Project Description
Introduction
This summer our team, BabblED, designed and implemented a modular system for storing data in DNA. Through our modular design, we were able to incorporate error-correcting and safety mechanisms into our BabbleBricks (information containing DNA fragments). Read below to find out more about the motivations behind our project and how we have optimised DNA as a storage medium.
The Age of Big Data
Every day, we generate more than 2.5 billion gigabytes of new data1. At this rate, by 2020 the amount of digital data we have produced will exceed 40 zettabytes… this is estimated to be fifty-seven times the number of grains of sand on all beaches on Earth2. This data is generated and collected from everywhere: tweets, Facebook messages, Google maps searches, transaction records and pictures.
Much of this digitally generated data is stored instantly on the flash memory devices found in our phones or on our laptops, but much of it, as required by law, must be archived for a longer period of time.
Data Law
Parliamentary law in the United Kingdom requires companies to retain generated data for anywhere from 12 months to 50 years3. For example, the Data Retention and Investigatory Powers Act of 2014, states that any commercial company that provides communication services, such as telephone or internet companies, must retain all customer data for 12 months. This is so that the data can be accessed by law enforcement should it be needed to investigate a crime4. Other laws such as The Ionising Radiations Regulations 1999 or The Control of Substances Hazardous to Health Regulations 2002, necessitate data related to medical or hazardous substances be retained for 40-50 years.
In most cases, this data will likely be generated on a computer or a digital system. However, long-term storage of this data is unlikely to be on a computer or flash memory medium.
Archival Data Crisis
In addition to the data that is legally required to be retained, fundamental social institutions such as universities and libraries will archive data, whether it be ancient manuscripts or academic journals, for hundreds of years.
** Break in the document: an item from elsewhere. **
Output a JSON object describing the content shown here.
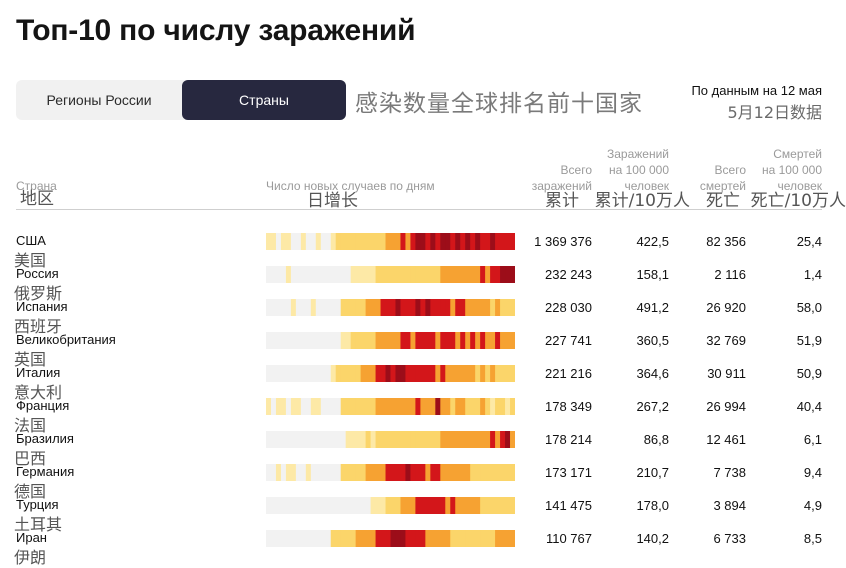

Archival data that is accessed infrequently and must be kept in a stable form for long periods of time is often stored on magnetic tape.
Through our conversations with data librarians, specialists and computing experts, we came to realise that there is an issue with storing archival data on tape. Our conversations with the National Library of Scotland shed some light on this. Magnetic tape has a life span of 6 years; though this is longer than the 2-year life span of hard drives, it poses a massive cost to archivists; every six years have to read and rewrite this data onto new tapes. This year it will take them 10 days to transfer 100TB of data, and it will cost them £230 in power costs, £310 to pay staff and £916 for the new tapes. In 2022, they will need to transfer 937TB of data; this will take them 71 days and cost £5,344 in total. Obviously, this process is unfeasible in the long term.
The National Library of Scotland stores data that dates back to the 9th century- imagine if these precious pieces of human history. If we lost our capacity to archive ancient texts, not to mention data from new discoveries, how would be retain human knowledge?
DNA Data Storage
DNA is nature’s form of information storage. Though not the first to think of it our team believes that DNA is the ideal long term storage medium both in nature but also for human generated data. DNA is denser, longer lasting and more sustainable than any other storage medium.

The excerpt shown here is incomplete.